Her language, too, without direct mention steeps your thought in the bitter certainty that she foresees her approaching doom, and that she dreads it only so far as she dreads the grief that will be left in her broken home. Madge—the daughter—glides through the duties of that household like an angel of mercy: she lingers at the sick-bed,—blessing, and taking blessings.


The sun shines warmly without, and through the open casement beats warmly upon the floor within. The birds sing in the joyousness of full-robed summer; the drowsy hum of the bees, stealing sweets from the honeysuckle that bowers the window, lulls the air to a gentle quiet. Her breathing scarce breaks the summer stillness. Yet, she knows it is nearly over. Madge, too,—with features saddened, yet struggling against grief,—feels—that it is nearly over.

It is very hard to think it; how much harder to know it! But there is no mistaking her look now—so placid, so gentle, so resigned! And her grasp of your hand—so warm—so full of meaning!

----"Madge, Madge, must it be?" And a pleasant smile lights her eye; and her grasp is warmer; and her look is—upward!

----"Must it—must it be, dear Madge?"—A holier smile,—loftier,—lit up of angels, beams on her faded features. The hand relaxes its clasp, and you cling to it faster—harder,—joined close to the frail wreck of your love,—joined tightly—but oh, how far apart!

She is in Heaven;—and you, struggling against the grief of a lorn, old man!

But sorrow, however great it be, must be subdued in the presence of a child. Its fevered outbursts must be kept for those silent hours when no young eyes are watching, and no young hearts will "catch the trick of grief."

When the household is quiet and darkened,—when Madge is away from you, and your boy Frank slumbering—as youth slumbers upon sorrow,—when you are alone with God and the night,—in that room so long hallowed by her presence, but now—deserted—silent,—then you may yield yourself to such frenzy of tears as your strength will let you! And in your solitary rambles through the churchyard you can loiter of a summer's noon over her fresh-made grave, and let your pent heart speak, and your spirit lean toward the Rest where her love has led you!

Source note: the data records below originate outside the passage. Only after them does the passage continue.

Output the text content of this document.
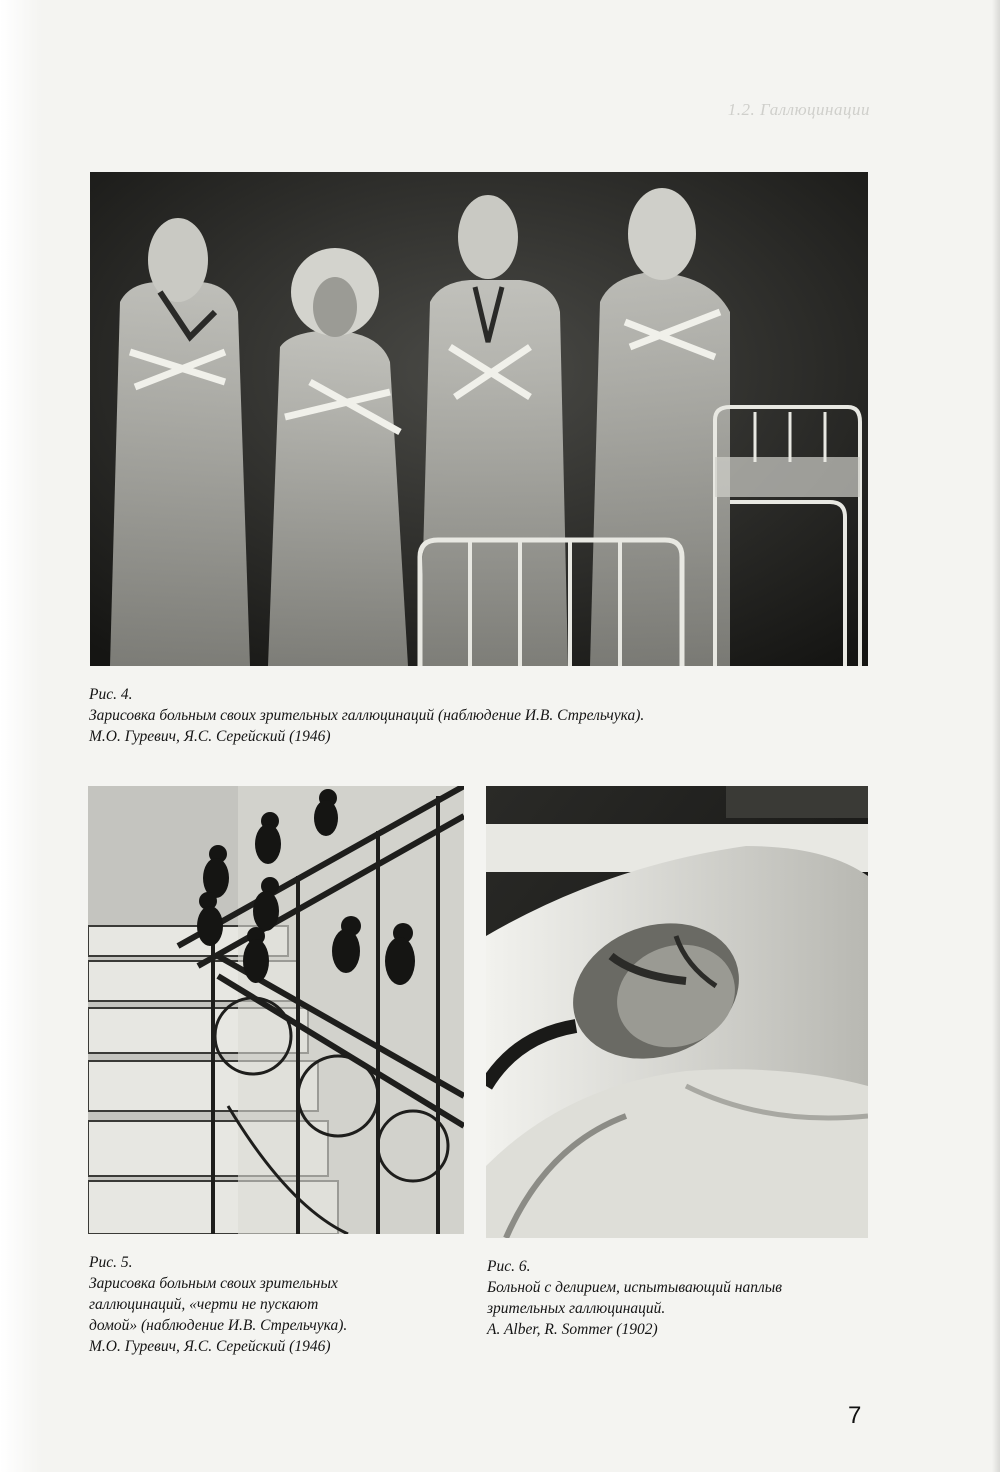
1.2. Галлюцинации
Рис. 4.
Зарисовка больным своих зрительных галлюцинаций (наблюдение И.В. Стрельчука).
М.О. Гуревич, Я.С. Серейский (1946)
Рис. 5.
Зарисовка больным своих зрительных
галлюцинаций, «черти не пускают
домой» (наблюдение И.В. Стрельчука).
М.О. Гуревич, Я.С. Серейский (1946)
Рис. 6.
Больной с делирием, испытывающий наплыв
зрительных галлюцинаций.
A. Alber, R. Sommer (1902)
7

Thornton, the clergyman, whose prayer over the dead has dwelt with you, comes from time to time to light up your solitary hearth with his talk of the Rest for all men. He is young, but his earnest and gentle speech win their way to your heart, and to your understanding. You love his counsels; you make of him a friend, whose visits are long and often repeated.

Frank only lingers for a while; and you bid him again—adieu. It seems to you that it may well be the last; and your blessing trembles on your lip. Yet you look not with dread, but rather with a firm trustfulness toward the day of the end. For your darling Madge, it is true, you have anxieties; you fear to leave her lonely in the world with no protector save the wayward Frank.


It is later August when you call to Madge one day to bring you the little escritoire, in which are your cherished papers; among them is your last will and testament. Thornton has just left you, and it seems to you that his repeated kindnesses are deserving of some substantial mark of your regard.

"Maggie," you say, "Mr. Thornton has been very kind to me."

"Very kind, father."

"I mean to leave him here some little legacy, Maggie."

"I would not, father."

"But Madge, my daughter!"

"He is not looking for such return, father."

"But he has been very kind, Madge; I must show him some strong token of my regard. What shall it be, Maggie?"

Madge hesitates,—Madge blushes,—Madge stoops to her father's ear as if the very walls might catch the secret of her heart;—"Would you give me to him, father?"

"But—my dear Madge—has he asked this?"

"Eight months ago, papa."

"And you told him"—

"That I would never leave you, so long as you lived!"

----"My own dear Madge,—come to me,—kiss me! And you love him, Maggie?"

"With all my heart, sir."

----"So like your mother,—the same figure,—the same true, honest heart! It shall be as you wish, dear Madge. Only you will not leave me in my old age,—eh, Maggie?"

----"Never, father,—never."


----And there she leans upon his chair;—her arm around the old man's neck,—her other hand clasped in his,—and her eyes melting with tenderness as she gazes upon his aged face,—all radiant with joy and with hope!